- Capitalism and Alternatives -

Once where libertarians now are luddites?

Posted by: Lark on October 18, 1999 at 14:43:42:

In Reply to: Which facts? And who will 'choose' what they are? posted by Dr. Cruel on October 15, 1999 at 12:36:58:

: No, Lark, you idealistic anarchist you. Re-read what is being said, not what you expect to be there ...

Now I know a lot of idealistic anarchists that'd disagree with your placing me in there camp....

: The new threat to our liberties and freedoms lies not in the economic systems we adopt, but how they are chosen, and why. And the means by which this process is driven is less by human design, or "struggle" (class or otherwise), but increasingly at the capricious pace of modern technology. If anyone has a say in how these decisions are made, it is increasingly an arrangement made amongst the new elite of society, the educated aristocracy - the academians. It is Burnham’s managers (personified in the character O’Brien in 1984, or Mustafa Moda in Brave New World) at the beck and call of the brilliant and the gifted (the Randian ubermenschen of Atlas Shrugged; the Galts, and Reardens … the Stadlers, and Ferrises …) Galt meets O’Brien, and an unholy alliance of convenience is formed in which the nuances of ideology and market philosophy are merely incidental.

This appears to be a fantastic indictment of Capitalism, what is your point?

: The article declares socialism to be dead, an opinion one might expect to find in Reason magazine. One would certainly find a different opinion in this regard in something like Z, or the Nation, and yet what is said in this presumably anti-socialist essay could easily be expressed on one that sounded pro-socialistic.

Exactly what I was saying, have we got to the point then, once again, in history where the liberal, conservatives and tories will have to say hey we're still anti-socialist but socialist policy, that's a different matter?

:Indeed, one’s stance on socialism in regards to the underlying message is entirely unimportant. The fear of the author (one in which, as an anarchist, I would assume you would understand)

I'm actually a democratic socialist, so if you can have reformist anarchism then I'm it but otherwise are you sure you want to use this terminology? Anyway back to the real issues.

:is that, in the name of stability and the containment of negative consequences, that a centralized authority will find sufficient intellectual justification and support to form an autocratic state. Thus, the danger is not from socialism, or capitalism, but from statism, i.e. the rule of a small group of self-appointed social caretakers over the supposedly semi-conscious and helpless masses. I quote:

: "…we find statists who are, if anything, even more upset about market dynamism than their counterparts to the left and the right - because decentralized discovery processes cannot coexist with technocratic, political control."
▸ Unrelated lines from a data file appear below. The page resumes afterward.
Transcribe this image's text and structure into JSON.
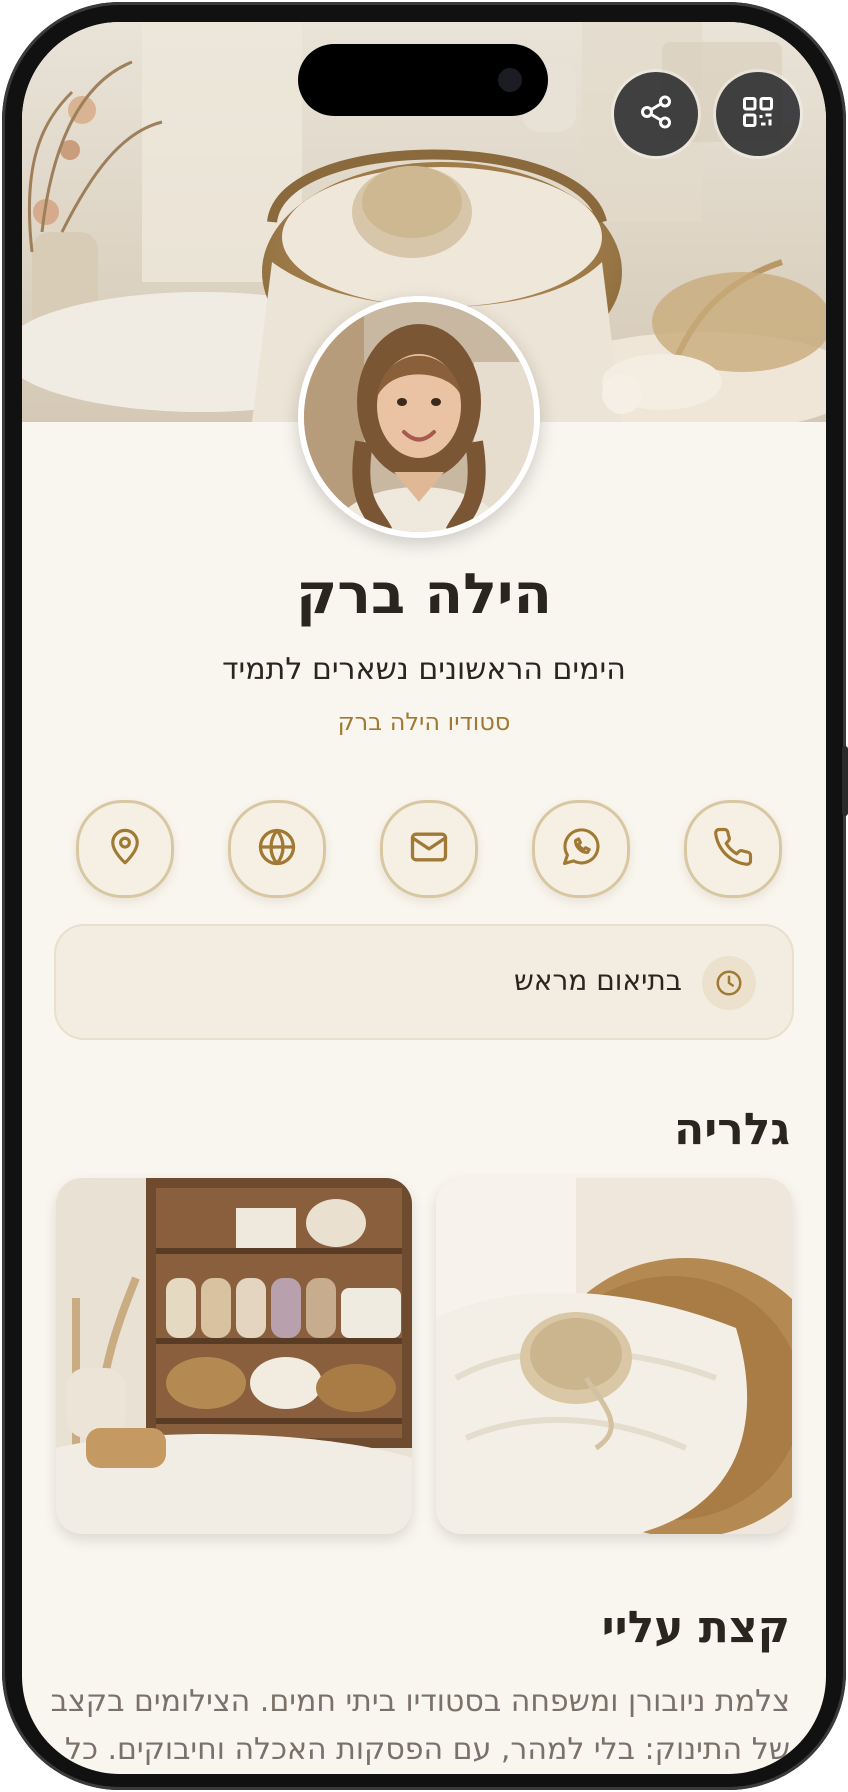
{
  "header": {
    "share_icon": "share-icon",
    "qr_icon": "qr-code-icon"
  },
  "profile": {
    "name": "הילה ברק",
    "tagline": "הימים הראשונים נשארים לתמיד",
    "studio": "סטודיו הילה ברק"
  },
  "contacts": [
    {
      "icon": "phone-icon"
    },
    {
      "icon": "whatsapp-icon"
    },
    {
      "icon": "mail-icon"
    },
    {
      "icon": "globe-icon"
    },
    {
      "icon": "location-pin-icon"
    }
  ],
  "hours": {
    "text": "בתיאום מראש",
    "icon": "clock-icon"
  },
  "gallery": {
    "title": "גלריה"
  },
  "about": {
    "title": "קצת עליי",
    "lines": [
      "צלמת ניובורן ומשפחה בסטודיו ביתי חמים. הצילומים בקצב",
      "של התינוק: בלי למהר, עם הפסקות האכלה וחיבוקים. כל"
    ]
  },
  "colors": {
    "accent": "#a07a34",
    "background": "#f9f6ef",
    "text": "#2b2520"
  }
}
Fair enough I find nothing more annoying than apolitical or sham political statism, what is worse is that is is so often paraded by the uninformed as socialism.
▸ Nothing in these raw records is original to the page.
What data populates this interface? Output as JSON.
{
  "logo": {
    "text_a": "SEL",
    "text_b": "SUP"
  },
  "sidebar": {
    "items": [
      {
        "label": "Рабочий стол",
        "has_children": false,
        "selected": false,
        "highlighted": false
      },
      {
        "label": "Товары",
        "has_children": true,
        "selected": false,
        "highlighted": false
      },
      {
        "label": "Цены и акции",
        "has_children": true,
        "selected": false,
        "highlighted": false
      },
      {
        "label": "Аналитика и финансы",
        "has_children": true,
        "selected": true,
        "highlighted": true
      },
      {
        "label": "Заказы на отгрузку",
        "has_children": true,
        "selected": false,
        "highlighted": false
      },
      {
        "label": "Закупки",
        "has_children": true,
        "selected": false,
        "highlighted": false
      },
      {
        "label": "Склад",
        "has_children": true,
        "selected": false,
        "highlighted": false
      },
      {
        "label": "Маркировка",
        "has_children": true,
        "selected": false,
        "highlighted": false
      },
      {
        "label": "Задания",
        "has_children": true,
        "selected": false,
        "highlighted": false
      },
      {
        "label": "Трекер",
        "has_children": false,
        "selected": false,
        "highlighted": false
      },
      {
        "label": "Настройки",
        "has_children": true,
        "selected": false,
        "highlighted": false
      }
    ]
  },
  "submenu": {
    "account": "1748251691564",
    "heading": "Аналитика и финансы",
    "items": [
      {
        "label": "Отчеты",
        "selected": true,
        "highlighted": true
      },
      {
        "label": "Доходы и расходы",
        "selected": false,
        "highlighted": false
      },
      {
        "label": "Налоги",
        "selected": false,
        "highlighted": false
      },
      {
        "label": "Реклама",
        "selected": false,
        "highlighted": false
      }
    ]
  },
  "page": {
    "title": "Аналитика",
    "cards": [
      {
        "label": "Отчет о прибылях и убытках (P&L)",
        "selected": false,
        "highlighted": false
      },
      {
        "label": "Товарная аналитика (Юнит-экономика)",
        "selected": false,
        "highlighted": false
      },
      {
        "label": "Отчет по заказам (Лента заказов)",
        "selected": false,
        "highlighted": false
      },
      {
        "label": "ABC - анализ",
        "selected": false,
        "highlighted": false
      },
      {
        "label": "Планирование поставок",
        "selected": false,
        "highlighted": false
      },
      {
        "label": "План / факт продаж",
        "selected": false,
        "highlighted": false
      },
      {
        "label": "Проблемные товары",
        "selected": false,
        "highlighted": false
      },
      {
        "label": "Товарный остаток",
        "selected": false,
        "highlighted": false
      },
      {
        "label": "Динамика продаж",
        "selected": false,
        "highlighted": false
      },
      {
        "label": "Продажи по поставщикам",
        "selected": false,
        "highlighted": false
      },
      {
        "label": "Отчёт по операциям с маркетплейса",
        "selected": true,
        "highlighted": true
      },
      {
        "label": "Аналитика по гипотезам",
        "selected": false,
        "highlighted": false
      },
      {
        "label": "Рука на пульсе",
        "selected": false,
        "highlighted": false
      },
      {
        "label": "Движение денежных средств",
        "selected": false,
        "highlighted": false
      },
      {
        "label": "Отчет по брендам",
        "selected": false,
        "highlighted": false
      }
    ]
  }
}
: One Brian Urquart, an official at the U.N. I believe, went even so far as to say that technological innovation itself should be moderated and/or slowed/stopped, though by what means this would be accomplished was left unstated. One can imagine.

And if you dont slow or stop it, what have you? A none state private totalitarianism.

: It is an issue that I (who have been called a ‘statist’) have been quite interested in for some time. Global warming? Widespread drug use? Animal abuse? International communists/militant Muslims/ethnic cleansing? Toxic hormone additives in meat? Illegal immigration? Nationalized health care? So then - Who will decide the relevance of these issues? Who will regulate our society, to protect us from these (supposed?) dangers and implement the (inevitably top-heavy) solutions? And, most importantly - are we to be allowed, or even capable of, adding anything to the ultimate decisions made? Given the increasingly complex nature of modern society, and the extremely detailed nature of the data on which such decisions are based, the answer increasingly is "no".

Well that is the impression that politicians and business try very hard, with lots of time and effort, to create. What your are suggesting is that old mantra of "if it changed anything they'd make it illegal" but the facts are they dont have to make it illegal to stop it just make it appear futile and it will die a death due to unpopularity.


:Our betters will decide for us. We will obey, and accept - or else…

Well if your a conservative or buy into the myths about futility.